Blizzard is practically alone in not announcing a release date until it feels that the software is ready to go. But that's because while Blizzard has given themselves a ton of goodwill from the gaming community over the years, they have also their reputation as a producer of good and stable games at stake. Of course, they have had their share of release fiascos lately --such as Diablo III and Overwatch-- so they're not immune to problems either. But I do believe these issues also stem from the pressure that Activision is placing on Blizzard to release on a regular schedule, in much the same way that ME:A would have benefited from an extra year of work rather than release on a date set long in advance (whether internally by the staff or externally by the suits).
The ME:A release disaster was another perfect storm of staffing, management, focus, new tech, and time. And the Bioware Montreal office paid the ultimate price by being shut down and absorbed into EA Motive. But this disaster should be used by Bioware to focus on the weak points and improve them, not to go and hide. Shelving the (single player) Mass Effect franchise would be the wrong solution to the problems of ME:A.

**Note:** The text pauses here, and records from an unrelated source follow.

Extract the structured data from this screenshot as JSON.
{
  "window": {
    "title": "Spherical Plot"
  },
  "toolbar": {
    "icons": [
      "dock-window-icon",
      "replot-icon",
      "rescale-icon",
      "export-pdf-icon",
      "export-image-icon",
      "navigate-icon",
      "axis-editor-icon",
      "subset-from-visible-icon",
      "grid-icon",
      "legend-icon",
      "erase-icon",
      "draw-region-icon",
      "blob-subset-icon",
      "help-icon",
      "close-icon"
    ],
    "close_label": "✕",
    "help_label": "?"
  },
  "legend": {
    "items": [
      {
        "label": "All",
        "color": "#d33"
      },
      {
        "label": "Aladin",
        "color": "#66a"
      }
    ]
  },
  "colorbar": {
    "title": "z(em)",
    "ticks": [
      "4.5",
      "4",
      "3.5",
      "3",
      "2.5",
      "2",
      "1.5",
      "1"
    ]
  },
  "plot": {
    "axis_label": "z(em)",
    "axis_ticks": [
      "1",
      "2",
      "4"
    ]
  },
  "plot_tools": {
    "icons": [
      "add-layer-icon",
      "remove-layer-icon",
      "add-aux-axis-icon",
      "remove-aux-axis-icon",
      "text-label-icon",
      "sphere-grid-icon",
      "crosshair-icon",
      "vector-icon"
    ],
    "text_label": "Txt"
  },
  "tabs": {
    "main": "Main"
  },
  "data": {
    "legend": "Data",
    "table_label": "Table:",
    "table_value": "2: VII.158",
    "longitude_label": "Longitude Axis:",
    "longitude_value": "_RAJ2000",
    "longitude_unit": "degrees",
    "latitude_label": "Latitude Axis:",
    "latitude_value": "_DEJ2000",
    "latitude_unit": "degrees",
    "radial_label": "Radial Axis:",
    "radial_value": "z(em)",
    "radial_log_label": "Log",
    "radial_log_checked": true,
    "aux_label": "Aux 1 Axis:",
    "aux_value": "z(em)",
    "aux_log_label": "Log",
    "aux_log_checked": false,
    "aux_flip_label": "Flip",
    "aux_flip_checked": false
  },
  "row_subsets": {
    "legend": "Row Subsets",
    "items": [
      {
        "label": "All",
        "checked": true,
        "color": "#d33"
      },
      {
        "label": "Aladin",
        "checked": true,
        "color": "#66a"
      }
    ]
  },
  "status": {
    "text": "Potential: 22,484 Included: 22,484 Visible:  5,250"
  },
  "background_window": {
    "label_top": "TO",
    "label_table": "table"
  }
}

Now, if only the suits would let Bioware work out the solutions...
*Think of it this way: Blizz was known for the Diablo, Warcraft, and Starcraft franchises. Now, along comes Heroes of the Storm, Hearthstone, and Overwatch. The money that Blizz gets out of the latter three have muscled aside the original three, and so guess where the development dollars go? While WoW still pumps out content but it is no longer the star of Blizzard's lineup, and that means that WoW will take a back seat to content for the new titles, which are correspondingly cheaper to develop and maintain. (Such as a lack of story content to the level that WoW/Diablo/Starcraft have.)
**This was the late 90s, when the original dot com bubble was inflating rapidly. I knew several of these people very well, and almost all of them cited the desire to a) make more money and b) feel appreciated. While this may sound at odds with my statement as to how I was respected, you have to realize that these people had been taken for granted by management that they'd be around to clean up everyone's messes. They'd been around for a decade or longer, and they'd realized that the internet revolution was passing them by, so they jumped ship.
***The new devs also had an alarming lack of discipline. If they were assigned to work on boolean logic issues, we'd frequently find them deep within the mathematical algorithms instead, claiming that they wanted to see where the bug led them. We had to explain numerous times that it's not your job to worry about the algorithms, we have an entire math team to handle that. Hand the bug off to them and let them deal with it. Curiosity is one thing, but when you've got 10 bugs to work on and you need to get them fixed in 3 days you don't have the luxury of drilling down past the code you know.
****By then I'd already left the company, as everybody could see that the CEO was going to cash in by selling us and getting his golden parachute.